GERDは年齢とともに増加しており、ピロリ菌感染の減少に伴い、潰瘍が減少しGERDが増加している。GERD治療の目的は、症状のコントロールとQOLの改善である。GERD治療のフローチャートでは治療はPPIが中心であるが、H2RAでは50%しか改善しないのに対してPPIでは90%改善する報告があるためである。GERDはPPIを中止すると6ヶ月で約90%が再発する。なぜ再発するのか?胃酸分泌亢進、下部食道括約筋機能低下、食道クリアランスなどの因子は個人によって特有のものであり、簡単には変わらないため再発する。そのため、生活習慣の改善をすることによって改善が期待できる。GERDのgradeは約70%は変化しない。PPIを服用すると約80%は再発を予防できる。間欠療法では、50%程しかコントロールできない。日本人は軽症GERDが約90%であり、GERDの重症度と症状はあまり相関しない。GERDよりNERDの方が多く、内視鏡所見よりも症状のコントロールが重要である。再発しやすいGERDは、HP陰性、若年者、肥満、腹痛の存在、5年以上持続しているがあり、項目が多いほど再発しやすい。
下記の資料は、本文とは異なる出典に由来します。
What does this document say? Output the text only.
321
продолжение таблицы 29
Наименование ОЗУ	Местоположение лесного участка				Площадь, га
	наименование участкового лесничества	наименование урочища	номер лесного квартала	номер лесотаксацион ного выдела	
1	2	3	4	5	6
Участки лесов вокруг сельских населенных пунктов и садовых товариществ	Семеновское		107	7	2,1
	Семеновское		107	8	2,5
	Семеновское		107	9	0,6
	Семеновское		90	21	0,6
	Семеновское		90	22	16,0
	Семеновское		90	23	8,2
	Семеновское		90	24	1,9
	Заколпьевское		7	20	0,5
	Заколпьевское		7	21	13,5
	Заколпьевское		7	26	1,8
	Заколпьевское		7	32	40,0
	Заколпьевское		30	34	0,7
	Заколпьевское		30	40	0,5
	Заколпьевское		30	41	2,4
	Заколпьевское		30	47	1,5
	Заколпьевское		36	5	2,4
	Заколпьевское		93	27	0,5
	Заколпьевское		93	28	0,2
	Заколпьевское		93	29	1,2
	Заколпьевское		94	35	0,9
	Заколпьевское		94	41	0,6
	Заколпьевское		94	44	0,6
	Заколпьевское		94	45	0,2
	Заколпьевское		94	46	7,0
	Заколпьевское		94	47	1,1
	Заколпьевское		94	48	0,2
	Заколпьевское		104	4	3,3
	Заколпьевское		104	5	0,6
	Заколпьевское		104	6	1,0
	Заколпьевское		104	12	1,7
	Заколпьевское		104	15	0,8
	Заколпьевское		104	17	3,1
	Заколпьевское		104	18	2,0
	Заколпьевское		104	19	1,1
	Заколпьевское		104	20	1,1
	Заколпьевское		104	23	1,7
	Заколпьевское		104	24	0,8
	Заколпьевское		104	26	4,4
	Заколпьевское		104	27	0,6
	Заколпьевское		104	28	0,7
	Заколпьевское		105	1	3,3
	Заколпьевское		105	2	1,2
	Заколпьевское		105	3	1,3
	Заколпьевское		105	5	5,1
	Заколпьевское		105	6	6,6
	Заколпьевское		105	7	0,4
長期の酸分泌抑制が必要となる病態は、GERDと低容量アスピリンもしくはNDAID服用である。NSAIDは、PGE2を阻害することにより、粘膜障害をきたし胃酸分泌亢進をきたすため、HP陽性でNSAID服用すると、HP陰性の健常人より約60倍胃潰瘍になりやすい。ACS治療において、消化管出血をきたすと生命予後が悪くなる。消化性潰瘍による死亡は年々減少しているが、1990年以降は横ばいであり、高齢化によりアスピリン低容量やNSAID服用者が増加していることによる。NSAI服用すると1年間で30%に胃潰瘍が出現し、PPIを服用すると発生が4%に減らせる。低容量アスピリンでは、1年間に20%に胃潰瘍が出現し、PPIにて発生は0%に減らせる。1970年と1990年を比較すると酸分泌能は上昇しているが、その後は横ばいである。GERDは生命を脅かす疾患ではなく、安全性が最も重要である。PPIを長期間服用することによる副作用としては、胃酸を抑制することによる副作用があり注意が必要。